Universal Protein Distributions in a Model of Cell Growth and Division
Naama Brenner, C.M. Newman, Dino Osmanovic, Yitzhak Rabin, Hanna, Salman, and D.L. Stein

TL;DR
This paper introduces a stochastic growth-and-division model that accurately captures the universal skewed shape and quadratic variance-mean relationship of protein distributions in bacteria and yeast, providing insights into cellular protein variability.
Contribution
The authors develop an exact analytical model of protein distributions in cell growth and division, revealing a single parameter that determines distribution shape and variance-to-mean relation.
Findings
Model reproduces observed protein distribution shapes
Single parameter controls distribution properties
Predictions align with experimental data
Abstract
Protein distributions measured under a broad set of conditions in bacteria and yeast were shown to exhibit a common skewed shape, with variances depending quadratically on means.

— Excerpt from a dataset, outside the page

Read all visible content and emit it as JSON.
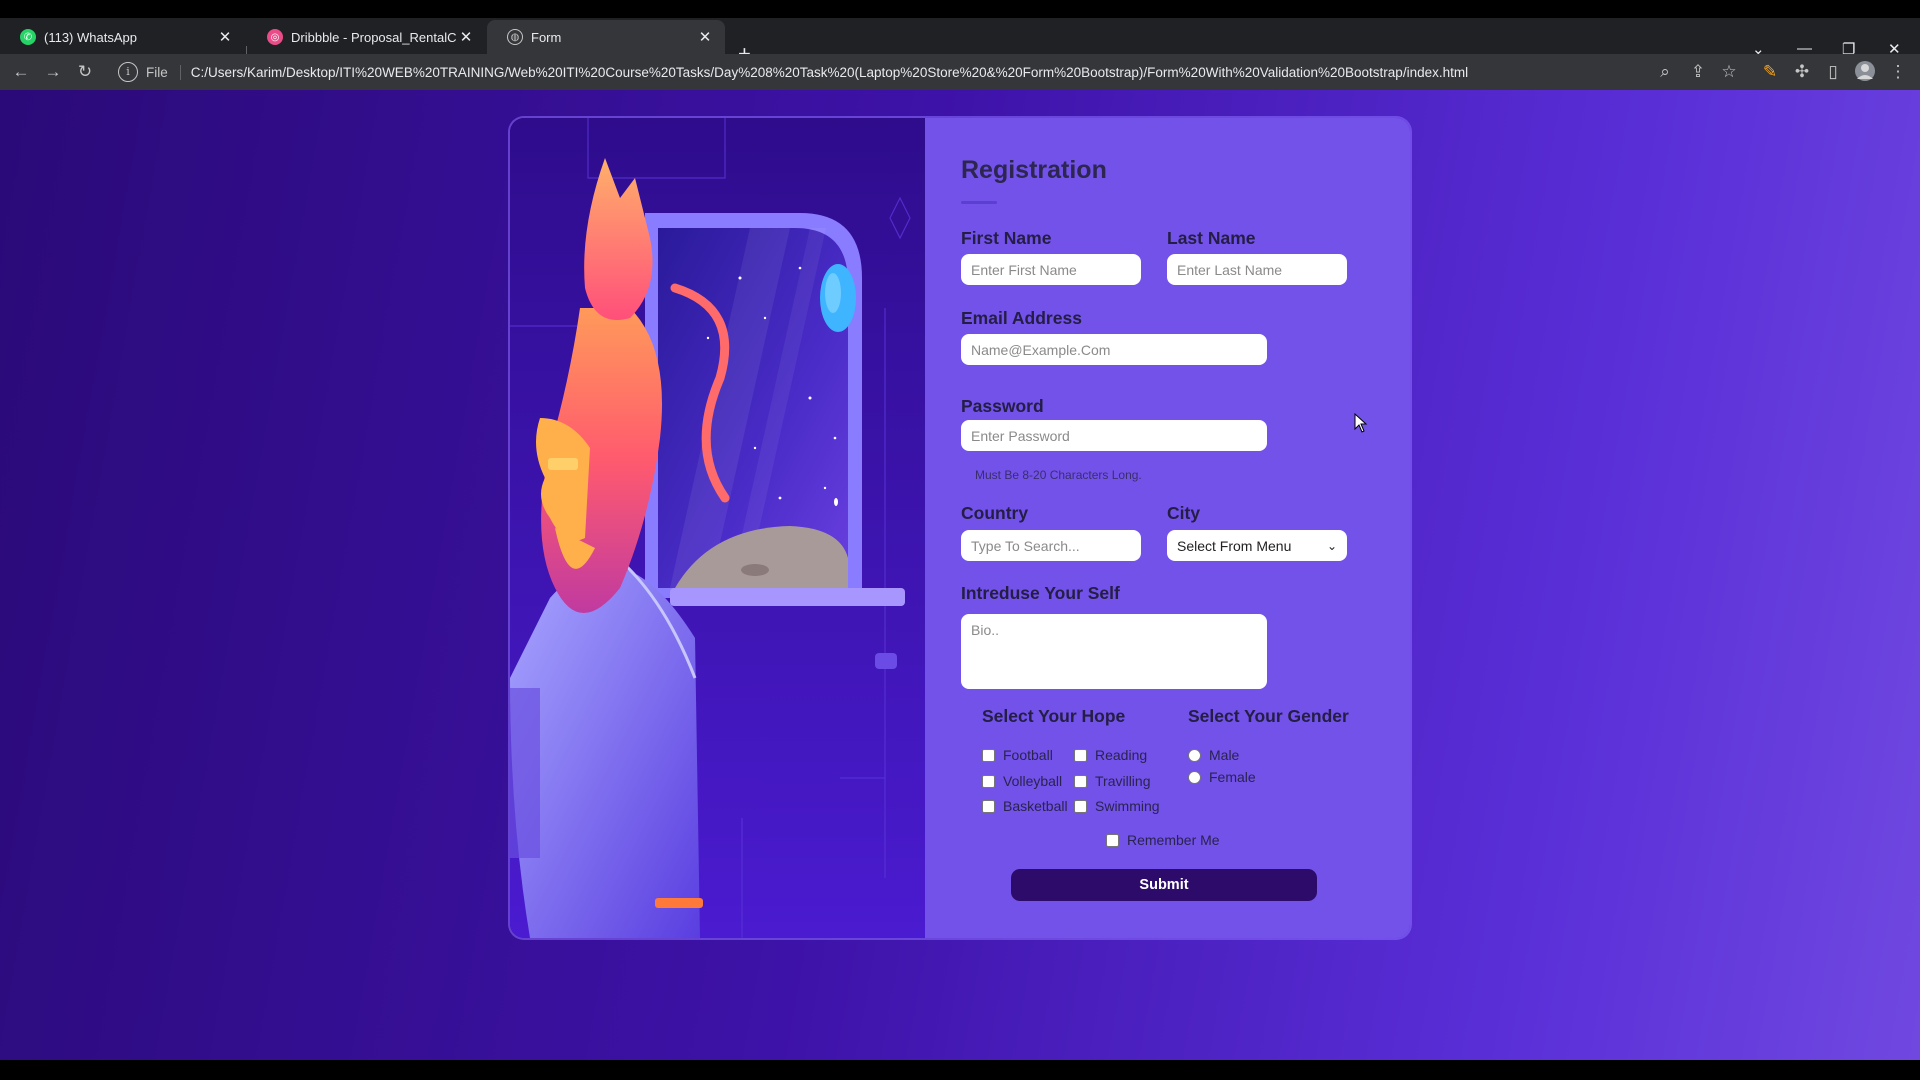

For bacteria these properties were reproduced by temporal measurements of protein content, showing accumulation and division across generations. Here we present a stochastic growth-and-division model with feedback which captures these observed properties. The limiting copy number distribution is calculated exactly, and a single parameter is found to determine the distribution shape and the variance-to-mean relation. Estimating this parameter from bacterial temporal data reproduces the measured distribution shape with high accuracy, and leads to predictions for future experiments.